Past and Future of World of Warcraft

There’s been a bit of fuss recently with the closure of a “vanilla” WoW server, and it has me thinking about the pull between nostalgia and progress. Now, for the record, I believe that Blizzard is 100% within their rights to force the closure of any 3rd party WoW server of any flavor. It is their IP, it is their game, they’re right to protect it. However, I’m also in the camp that would absolutely love to see them launch a legacy server or three. Full disclosure: I’ve played briefly on a vanilla server a few years back, during WoW’s Cataclysm expansion. I had never even played WoW during vanilla, I didn’t get sucked in until the first expansion, The Burning Crusade. The vanilla server still called to me because I wanted to see for myself what things were like back then, and because it conveniently erased all of the changes that were making me outright hate the game in its current state. It was a very different game at a very different pace, and I could have happily kept playing it indefinitely if the nagging understanding that I was walking in a moral gray area at best hadn’t driven me back to the straight and narrow. The fact that my chosen vanilla server has long since been closed down tells me I did the right thing by stopping.

I hold out hope that Blizzard might one day launch legacy servers the same way I still hold out hope that they’ll institute an invisible mode for battle.net. They obviously think both those things are not in their best interests or they’d have implemented them by now, but a girl can dream. Ironically, I think that having legacy servers might actually let people enjoy the current offerings more. There have been almost too many quality of life changes to the game to count, and running around questing on foot until level 40 with no heirlooms or dungeon finder might put some things in perspective. I also think that during the flatly awful lulls in content it would be nice to be able to travel back to a simpler time and be a tourist still in WoW, still giving Blizzard money but experiencing something a little different for a few months instead of quitting the game completely.

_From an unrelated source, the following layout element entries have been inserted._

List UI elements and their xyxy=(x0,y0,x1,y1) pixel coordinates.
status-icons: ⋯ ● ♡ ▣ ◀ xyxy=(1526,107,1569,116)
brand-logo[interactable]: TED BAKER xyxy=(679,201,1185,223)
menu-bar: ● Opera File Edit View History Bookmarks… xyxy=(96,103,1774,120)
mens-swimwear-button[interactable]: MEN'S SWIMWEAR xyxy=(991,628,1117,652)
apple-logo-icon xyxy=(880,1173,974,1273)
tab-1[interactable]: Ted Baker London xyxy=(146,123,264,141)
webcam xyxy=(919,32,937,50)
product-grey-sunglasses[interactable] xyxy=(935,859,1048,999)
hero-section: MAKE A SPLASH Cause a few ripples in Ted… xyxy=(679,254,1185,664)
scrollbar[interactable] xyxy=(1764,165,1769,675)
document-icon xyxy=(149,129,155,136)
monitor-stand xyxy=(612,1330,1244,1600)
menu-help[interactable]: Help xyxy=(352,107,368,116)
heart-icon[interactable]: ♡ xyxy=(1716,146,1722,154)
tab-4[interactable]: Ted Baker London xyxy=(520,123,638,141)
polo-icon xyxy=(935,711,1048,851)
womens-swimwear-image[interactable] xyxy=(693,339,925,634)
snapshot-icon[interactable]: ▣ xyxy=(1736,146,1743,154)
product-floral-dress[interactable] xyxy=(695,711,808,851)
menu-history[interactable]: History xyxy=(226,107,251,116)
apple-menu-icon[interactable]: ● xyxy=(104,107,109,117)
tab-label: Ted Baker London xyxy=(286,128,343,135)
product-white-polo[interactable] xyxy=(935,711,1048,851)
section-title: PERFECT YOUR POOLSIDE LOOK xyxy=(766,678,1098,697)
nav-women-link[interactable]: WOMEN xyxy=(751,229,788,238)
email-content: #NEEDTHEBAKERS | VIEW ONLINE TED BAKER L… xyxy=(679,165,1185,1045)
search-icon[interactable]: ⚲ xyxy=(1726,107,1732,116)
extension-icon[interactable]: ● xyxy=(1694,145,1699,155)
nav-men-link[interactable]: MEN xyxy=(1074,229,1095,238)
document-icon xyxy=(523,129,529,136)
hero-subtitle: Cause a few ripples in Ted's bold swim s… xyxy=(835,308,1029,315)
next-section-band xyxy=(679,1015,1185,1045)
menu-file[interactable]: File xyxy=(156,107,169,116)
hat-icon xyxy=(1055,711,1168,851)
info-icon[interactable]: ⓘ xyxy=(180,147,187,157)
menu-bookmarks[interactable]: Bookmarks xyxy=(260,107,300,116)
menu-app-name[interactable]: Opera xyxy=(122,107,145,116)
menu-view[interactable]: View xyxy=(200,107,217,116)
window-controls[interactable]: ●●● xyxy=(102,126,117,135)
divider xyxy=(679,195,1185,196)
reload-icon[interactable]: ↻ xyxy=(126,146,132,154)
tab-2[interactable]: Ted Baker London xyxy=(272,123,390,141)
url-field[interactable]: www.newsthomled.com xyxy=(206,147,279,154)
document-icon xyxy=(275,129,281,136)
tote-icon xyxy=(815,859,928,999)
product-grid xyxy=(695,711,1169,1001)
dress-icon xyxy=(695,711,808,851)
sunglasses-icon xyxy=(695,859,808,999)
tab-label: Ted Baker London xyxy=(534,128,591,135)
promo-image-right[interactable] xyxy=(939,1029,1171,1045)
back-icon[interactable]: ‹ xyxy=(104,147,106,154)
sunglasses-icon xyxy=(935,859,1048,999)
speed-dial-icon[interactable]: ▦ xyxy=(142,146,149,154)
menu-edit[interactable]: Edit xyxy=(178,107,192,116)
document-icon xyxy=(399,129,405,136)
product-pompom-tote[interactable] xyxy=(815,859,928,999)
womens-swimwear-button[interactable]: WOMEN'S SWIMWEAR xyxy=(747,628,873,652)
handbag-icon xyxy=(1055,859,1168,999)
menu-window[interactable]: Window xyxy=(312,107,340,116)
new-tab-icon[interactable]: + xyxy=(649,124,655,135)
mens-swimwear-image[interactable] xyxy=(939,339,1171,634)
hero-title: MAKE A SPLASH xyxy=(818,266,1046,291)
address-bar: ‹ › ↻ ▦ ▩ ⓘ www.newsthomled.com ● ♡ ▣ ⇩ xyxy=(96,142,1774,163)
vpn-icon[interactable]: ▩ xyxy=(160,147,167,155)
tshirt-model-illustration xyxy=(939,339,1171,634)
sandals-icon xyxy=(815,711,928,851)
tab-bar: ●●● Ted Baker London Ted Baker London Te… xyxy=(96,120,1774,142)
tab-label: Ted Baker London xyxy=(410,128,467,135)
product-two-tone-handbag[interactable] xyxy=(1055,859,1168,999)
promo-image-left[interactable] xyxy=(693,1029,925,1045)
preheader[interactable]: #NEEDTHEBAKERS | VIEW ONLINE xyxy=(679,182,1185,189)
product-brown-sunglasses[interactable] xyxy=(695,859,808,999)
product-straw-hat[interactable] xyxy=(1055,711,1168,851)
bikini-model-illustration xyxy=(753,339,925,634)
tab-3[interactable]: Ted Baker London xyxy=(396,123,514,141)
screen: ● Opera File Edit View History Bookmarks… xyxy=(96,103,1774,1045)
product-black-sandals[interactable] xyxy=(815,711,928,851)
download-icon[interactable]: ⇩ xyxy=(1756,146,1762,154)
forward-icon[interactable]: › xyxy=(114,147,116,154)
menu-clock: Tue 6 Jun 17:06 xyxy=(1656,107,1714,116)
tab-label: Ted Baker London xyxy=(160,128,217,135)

Looking forward towards Legion I don’t see a lot to excite me, and I do see a few things that turn me off. I feel like I am drifting farther away from WoW’s target demographic, and maybe that’s ok but it still makes me feel a little sad. I also look at the game itself and it is showing its age more and more. The older zones look pretty awful and that’s fine on a nostalgia server but a harder sell for an actively updating game. Each expansion works a little magic and brings a partial facelift but even the newest zones don’t hold a candle to the graphics of more modern MMOs in my opinion. After all this contemplation I find myself strangely yearning for the change that relegates all of WoW to “legacy” status, a fresh clean 2.0 with modern sensibilities and graphics. Maybe if that happens Blizz will finally open a vanilla WoW server.